Johan Scherft, artista olandese, percorre dalla metà degli anni ’90 due sentieri paralleli: la pittura della tradizione e quella dei pepakura, le figurine da intagliare, ripiegare ed incollare poco a poco, finché possa emergere, da tanto minuzioso sferruzzare, l’oggetto designato dal pensiero. Che pure se in effetti è inanimato, qualche volta sembra cosa quasi viva, pronta per saltare giù dal trespolo e venirti a far pio-pio. Il suo qui presente cardellino marrone, rosso e bianco, se lo guardi da lontano oppure come stiamo facendo noi, attraverso la lente a bassa risoluzione di un video di You-Tube, può trarre in inganno. Così messo su di un bastoncino, con le ali maestosamente aperte, tanto dettagliate nel profilo di ciascuna penna, non suscita l’ombra del minimo dubbio: questo piccolo animale ha ricevuto l’incantesimo dell’immobilizzazione. Oppure, è impagliato?
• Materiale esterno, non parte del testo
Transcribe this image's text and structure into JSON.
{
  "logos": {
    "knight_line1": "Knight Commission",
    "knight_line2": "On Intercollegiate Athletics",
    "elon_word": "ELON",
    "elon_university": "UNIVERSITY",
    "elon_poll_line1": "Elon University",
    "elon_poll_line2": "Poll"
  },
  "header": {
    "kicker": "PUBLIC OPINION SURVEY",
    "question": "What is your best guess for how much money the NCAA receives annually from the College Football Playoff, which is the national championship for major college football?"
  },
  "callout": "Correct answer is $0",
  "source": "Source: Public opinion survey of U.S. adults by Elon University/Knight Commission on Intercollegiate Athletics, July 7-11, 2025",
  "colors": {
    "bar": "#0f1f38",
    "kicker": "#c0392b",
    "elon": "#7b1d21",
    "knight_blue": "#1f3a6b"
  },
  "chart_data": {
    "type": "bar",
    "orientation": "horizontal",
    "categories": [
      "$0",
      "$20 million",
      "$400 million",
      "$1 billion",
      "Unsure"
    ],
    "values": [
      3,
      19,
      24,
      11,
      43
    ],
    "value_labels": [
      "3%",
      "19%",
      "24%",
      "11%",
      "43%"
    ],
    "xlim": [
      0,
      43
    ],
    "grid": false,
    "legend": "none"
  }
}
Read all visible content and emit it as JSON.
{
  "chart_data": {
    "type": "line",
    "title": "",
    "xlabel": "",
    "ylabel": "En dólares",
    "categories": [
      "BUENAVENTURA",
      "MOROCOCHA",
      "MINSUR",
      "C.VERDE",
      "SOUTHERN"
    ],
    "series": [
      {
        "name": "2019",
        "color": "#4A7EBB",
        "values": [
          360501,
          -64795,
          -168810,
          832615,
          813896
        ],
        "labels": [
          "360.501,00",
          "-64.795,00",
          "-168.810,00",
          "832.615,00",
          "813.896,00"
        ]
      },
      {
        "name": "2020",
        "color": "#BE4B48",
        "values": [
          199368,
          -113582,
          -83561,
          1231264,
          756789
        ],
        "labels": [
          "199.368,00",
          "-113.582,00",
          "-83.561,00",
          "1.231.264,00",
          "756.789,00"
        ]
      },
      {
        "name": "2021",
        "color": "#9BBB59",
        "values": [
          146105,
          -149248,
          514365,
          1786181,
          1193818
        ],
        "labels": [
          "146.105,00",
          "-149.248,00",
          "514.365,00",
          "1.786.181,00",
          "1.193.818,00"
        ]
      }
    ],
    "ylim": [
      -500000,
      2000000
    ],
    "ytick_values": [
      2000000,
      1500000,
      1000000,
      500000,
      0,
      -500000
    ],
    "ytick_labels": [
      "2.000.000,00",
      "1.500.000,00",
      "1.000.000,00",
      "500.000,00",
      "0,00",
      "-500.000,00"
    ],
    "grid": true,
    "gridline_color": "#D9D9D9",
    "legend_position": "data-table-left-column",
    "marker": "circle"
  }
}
Possibile, che sia tanto leggiadro, addirittura nel trapasso…Cos’è in fondo l’apparenza, se non una metafora impossibile da superare. Finché non tocchi ed anche allora, una creazione come questa suscita un potente sentimento. Perché è diafana, leggera. Il vento ne farebbe foglia da portare via; quando invece, quello vero di uccellino, quella forza la incanala e sfrutta per trovare la sua via. Poi se torna, prima vola via.
Pepakura è l’unione tra le due parole inglesi paper (carta) e craft (creazione) contratta secondo le regole della lingua giapponese. Ci sono diverse teorie sull’origine dell’arte dei siffatti modellini di carta, che pur venendo oggi identificata per convenzione con un termine d’influenza estremo orientale, potrebbe essere nata in Occidente, pressapoco durante la seconda guerra mondiale. In quell’epoca di fervida produzione industriale, infatti, i materiali erano tanto regolati dai diversi stati europei, che l’unico rimasto, per far divertire i bambini, era la carta. E iniziarono così ad essere stampati, sulle riviste soprattutto d’Inghilterra, piccoli modellini di quegli stessi mezzi, aeroplani e carri armati, che tanto patriotticamente andavano a far fuoco sulle linee dell’eroico fronte di battaglia. Il Giappone invece, all’altro lato del globo, che alla carta aveva sempre dato un’importanza rituale e religiosa, non seppe o volle concepire questa associazione; i suoi origami di quest’epoca di cambiamenti, sempre più complessi e modulari, ricercavano piuttosto una bellezza astratta che li rende ancora attuali, matematicamente affascinanti senza l’uso delle forbici o la colla.
Questo non significa, comunque, che l’unico soggetto adatto al foglio bianco ritagliato sia un veicolo costruito dalle mani umane, per combattere una guerra. Benché certamente, quest’ultimo risulti maggiormente facile da fare, vista la forma spigolosa, le superfici chiare e nette, laddove un animale, invece, è curvilineo ed organico, ricoperto di peli,piume o scaglie. Ci sono, del resto, soluzioni valide a tale quesito: pensiamo ai videogiochi della fine degli anni ’90. Quando il calcolo dei processori, per la prima volta, fu in grado di gestire ambienti tridimensionali, con dei limiti che oggi ci appaiono bizzarri. Cubi e piramidi, grezzi triangoli, dovevano allora diventare navi spaziali, orchi ed elfi, coraggiosi cavalieri! E il sistema era pur quello, di un virtuale, imprescindibile pennello…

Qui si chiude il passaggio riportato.